The first sensation which returning consciousness brought to Berenice Morison, after the shock of the collision and the feeling that the whole train had been hurled confusedly into space, was that of coming into fresher air as if she were emerging from the depths of the sea. Opening her eyes without comprehending where she was or what had happened, she found herself on the side of an overturned car. Around her were dreadful noises, yells, groans, cries, shouts; her nostrils were filled with the reek of burning stuffs; the light of lanterns and of torches blinded her eyes; a sense of horror oppressed her; appalling calamity which she could not understand seemed to have overtaken her; and she shuddered with terror unspeakable. Her first impulse was to shriek and to attempt to flee from the fearful things which surrounded her; but instantly the self-control of returning reason made itself felt.

Berenice found herself supported by a couple of men, and it became clear to her in an instant that she had just been lifted from that pit below where she could see the glint of flame and the blinding smother of smoke, and from which came such heartrending cries that she instinctively tried to cover her ears. In the movement she realized that beside the hold which her rescuers had of her, she was grasped by other arms; that she was in the embrace of a man apparently dead. In the dim light her dazed sense did not recognize him, and she struggled to release herself from the hold of this corpse.
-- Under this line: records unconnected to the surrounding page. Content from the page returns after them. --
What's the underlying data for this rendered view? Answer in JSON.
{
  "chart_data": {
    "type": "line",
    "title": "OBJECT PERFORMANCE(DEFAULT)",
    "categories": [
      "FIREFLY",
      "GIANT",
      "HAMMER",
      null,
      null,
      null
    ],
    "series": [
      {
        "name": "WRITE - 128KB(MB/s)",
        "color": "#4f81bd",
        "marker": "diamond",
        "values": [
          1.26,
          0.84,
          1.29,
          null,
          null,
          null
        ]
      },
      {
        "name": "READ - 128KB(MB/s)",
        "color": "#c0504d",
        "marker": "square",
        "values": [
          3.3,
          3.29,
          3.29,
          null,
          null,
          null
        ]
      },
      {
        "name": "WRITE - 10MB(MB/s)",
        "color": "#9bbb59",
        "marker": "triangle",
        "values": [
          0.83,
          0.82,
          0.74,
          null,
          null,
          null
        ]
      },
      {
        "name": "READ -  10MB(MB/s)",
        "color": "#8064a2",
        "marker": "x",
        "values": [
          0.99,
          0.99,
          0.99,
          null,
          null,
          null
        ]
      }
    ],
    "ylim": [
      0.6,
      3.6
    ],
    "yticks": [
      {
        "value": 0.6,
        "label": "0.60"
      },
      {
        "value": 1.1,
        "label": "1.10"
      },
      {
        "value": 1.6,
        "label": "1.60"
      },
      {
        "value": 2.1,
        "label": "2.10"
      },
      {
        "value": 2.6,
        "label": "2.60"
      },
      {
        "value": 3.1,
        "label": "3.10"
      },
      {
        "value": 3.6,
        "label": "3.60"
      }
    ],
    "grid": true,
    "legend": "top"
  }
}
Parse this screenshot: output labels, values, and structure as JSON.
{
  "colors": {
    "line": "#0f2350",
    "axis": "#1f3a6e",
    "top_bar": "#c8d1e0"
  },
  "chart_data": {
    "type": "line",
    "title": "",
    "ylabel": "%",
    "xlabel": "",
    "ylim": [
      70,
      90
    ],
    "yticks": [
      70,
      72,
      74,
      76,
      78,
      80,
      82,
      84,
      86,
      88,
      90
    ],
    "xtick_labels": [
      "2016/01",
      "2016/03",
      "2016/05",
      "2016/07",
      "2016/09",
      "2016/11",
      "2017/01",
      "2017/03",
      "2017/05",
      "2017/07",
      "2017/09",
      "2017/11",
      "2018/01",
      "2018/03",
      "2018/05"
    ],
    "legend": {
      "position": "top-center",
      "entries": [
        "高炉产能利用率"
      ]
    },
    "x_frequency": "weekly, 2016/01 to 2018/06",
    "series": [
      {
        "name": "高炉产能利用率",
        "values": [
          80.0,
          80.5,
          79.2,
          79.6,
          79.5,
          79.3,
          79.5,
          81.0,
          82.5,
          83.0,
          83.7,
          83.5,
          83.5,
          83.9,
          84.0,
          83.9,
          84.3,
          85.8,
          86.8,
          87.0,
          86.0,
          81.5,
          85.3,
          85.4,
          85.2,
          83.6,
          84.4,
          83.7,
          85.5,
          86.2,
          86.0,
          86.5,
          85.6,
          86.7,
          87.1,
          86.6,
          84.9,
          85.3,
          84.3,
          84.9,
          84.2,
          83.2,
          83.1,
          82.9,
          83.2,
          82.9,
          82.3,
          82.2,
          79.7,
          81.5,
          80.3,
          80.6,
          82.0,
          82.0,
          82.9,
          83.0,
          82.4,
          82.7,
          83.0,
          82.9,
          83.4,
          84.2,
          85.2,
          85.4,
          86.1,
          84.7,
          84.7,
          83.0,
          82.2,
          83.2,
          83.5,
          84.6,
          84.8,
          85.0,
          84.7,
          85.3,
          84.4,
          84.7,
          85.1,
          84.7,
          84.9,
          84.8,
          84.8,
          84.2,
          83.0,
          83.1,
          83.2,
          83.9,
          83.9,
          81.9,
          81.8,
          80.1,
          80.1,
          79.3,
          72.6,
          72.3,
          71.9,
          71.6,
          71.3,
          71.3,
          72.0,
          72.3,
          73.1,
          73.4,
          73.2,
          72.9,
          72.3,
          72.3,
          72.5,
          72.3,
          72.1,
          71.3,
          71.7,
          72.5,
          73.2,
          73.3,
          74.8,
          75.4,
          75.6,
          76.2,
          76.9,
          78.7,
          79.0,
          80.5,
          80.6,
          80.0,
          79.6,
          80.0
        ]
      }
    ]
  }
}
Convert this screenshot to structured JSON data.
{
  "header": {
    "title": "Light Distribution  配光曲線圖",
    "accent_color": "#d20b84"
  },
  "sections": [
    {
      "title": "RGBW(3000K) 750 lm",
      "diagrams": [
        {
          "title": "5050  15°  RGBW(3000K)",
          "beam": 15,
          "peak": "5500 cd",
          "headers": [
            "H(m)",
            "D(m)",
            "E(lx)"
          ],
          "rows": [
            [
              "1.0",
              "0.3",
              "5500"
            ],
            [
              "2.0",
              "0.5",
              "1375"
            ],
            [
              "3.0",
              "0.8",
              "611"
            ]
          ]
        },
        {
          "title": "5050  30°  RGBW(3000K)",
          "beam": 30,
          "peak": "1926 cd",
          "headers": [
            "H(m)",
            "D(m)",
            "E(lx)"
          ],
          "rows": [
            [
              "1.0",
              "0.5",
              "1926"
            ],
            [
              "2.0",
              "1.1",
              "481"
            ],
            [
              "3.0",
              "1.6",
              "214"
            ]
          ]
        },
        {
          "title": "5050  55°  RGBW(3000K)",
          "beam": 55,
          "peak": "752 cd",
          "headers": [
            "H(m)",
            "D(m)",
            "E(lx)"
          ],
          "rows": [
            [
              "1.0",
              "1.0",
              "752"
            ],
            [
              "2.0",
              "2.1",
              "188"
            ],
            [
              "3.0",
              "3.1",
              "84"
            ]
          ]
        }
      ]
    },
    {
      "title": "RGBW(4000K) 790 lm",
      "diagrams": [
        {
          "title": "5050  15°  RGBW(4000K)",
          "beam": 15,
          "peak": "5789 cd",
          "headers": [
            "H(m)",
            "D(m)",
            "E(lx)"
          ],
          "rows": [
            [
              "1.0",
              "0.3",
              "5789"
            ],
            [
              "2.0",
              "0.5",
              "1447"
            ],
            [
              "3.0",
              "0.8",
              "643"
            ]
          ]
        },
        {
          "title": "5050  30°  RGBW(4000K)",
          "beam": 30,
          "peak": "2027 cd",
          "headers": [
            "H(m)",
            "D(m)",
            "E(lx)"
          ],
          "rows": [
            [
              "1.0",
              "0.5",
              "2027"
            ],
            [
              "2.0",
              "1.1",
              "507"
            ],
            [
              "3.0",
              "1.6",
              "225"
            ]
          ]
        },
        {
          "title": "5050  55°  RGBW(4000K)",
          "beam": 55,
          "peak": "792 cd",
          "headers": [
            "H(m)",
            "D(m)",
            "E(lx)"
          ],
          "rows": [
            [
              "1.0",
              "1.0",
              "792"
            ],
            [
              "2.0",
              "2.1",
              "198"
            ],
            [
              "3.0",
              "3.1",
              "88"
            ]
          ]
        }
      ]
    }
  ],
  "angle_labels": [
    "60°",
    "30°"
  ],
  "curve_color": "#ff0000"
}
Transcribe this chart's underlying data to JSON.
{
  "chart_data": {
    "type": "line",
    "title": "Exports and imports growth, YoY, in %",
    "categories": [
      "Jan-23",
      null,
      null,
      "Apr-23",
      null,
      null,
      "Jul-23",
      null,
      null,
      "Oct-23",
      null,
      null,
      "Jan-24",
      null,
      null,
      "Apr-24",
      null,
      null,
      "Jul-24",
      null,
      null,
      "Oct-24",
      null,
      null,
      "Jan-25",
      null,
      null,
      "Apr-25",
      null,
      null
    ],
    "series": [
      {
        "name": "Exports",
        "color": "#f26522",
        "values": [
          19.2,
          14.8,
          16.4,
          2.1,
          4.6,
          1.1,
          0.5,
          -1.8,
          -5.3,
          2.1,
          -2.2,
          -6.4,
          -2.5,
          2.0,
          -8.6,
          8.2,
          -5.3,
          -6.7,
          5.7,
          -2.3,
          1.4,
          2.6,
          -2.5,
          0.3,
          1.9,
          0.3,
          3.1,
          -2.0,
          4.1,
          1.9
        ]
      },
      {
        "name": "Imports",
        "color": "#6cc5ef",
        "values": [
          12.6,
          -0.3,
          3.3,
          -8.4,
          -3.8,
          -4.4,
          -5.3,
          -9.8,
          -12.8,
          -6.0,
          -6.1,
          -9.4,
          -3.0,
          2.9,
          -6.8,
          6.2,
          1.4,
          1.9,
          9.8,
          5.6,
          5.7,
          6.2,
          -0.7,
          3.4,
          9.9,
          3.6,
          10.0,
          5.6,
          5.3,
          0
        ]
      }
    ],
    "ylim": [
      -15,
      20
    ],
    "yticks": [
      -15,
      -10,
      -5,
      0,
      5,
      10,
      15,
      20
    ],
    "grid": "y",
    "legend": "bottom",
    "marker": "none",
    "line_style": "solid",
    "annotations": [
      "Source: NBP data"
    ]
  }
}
"Take him away from me!" she shrieked hysterically in mingled terror and repulsion.

"Gently, gently," said one of the men who held her. "He's got killed tryin' to save yer."

"If this cut in his arm was in your back," remarked the other, who was unlocking the hands so strongly clasped behind her, "it'd 'a' been a finisher."

Her head reeled, and she nearly swooned again; but somehow she found herself released, and passed down from the car into the arms of more men.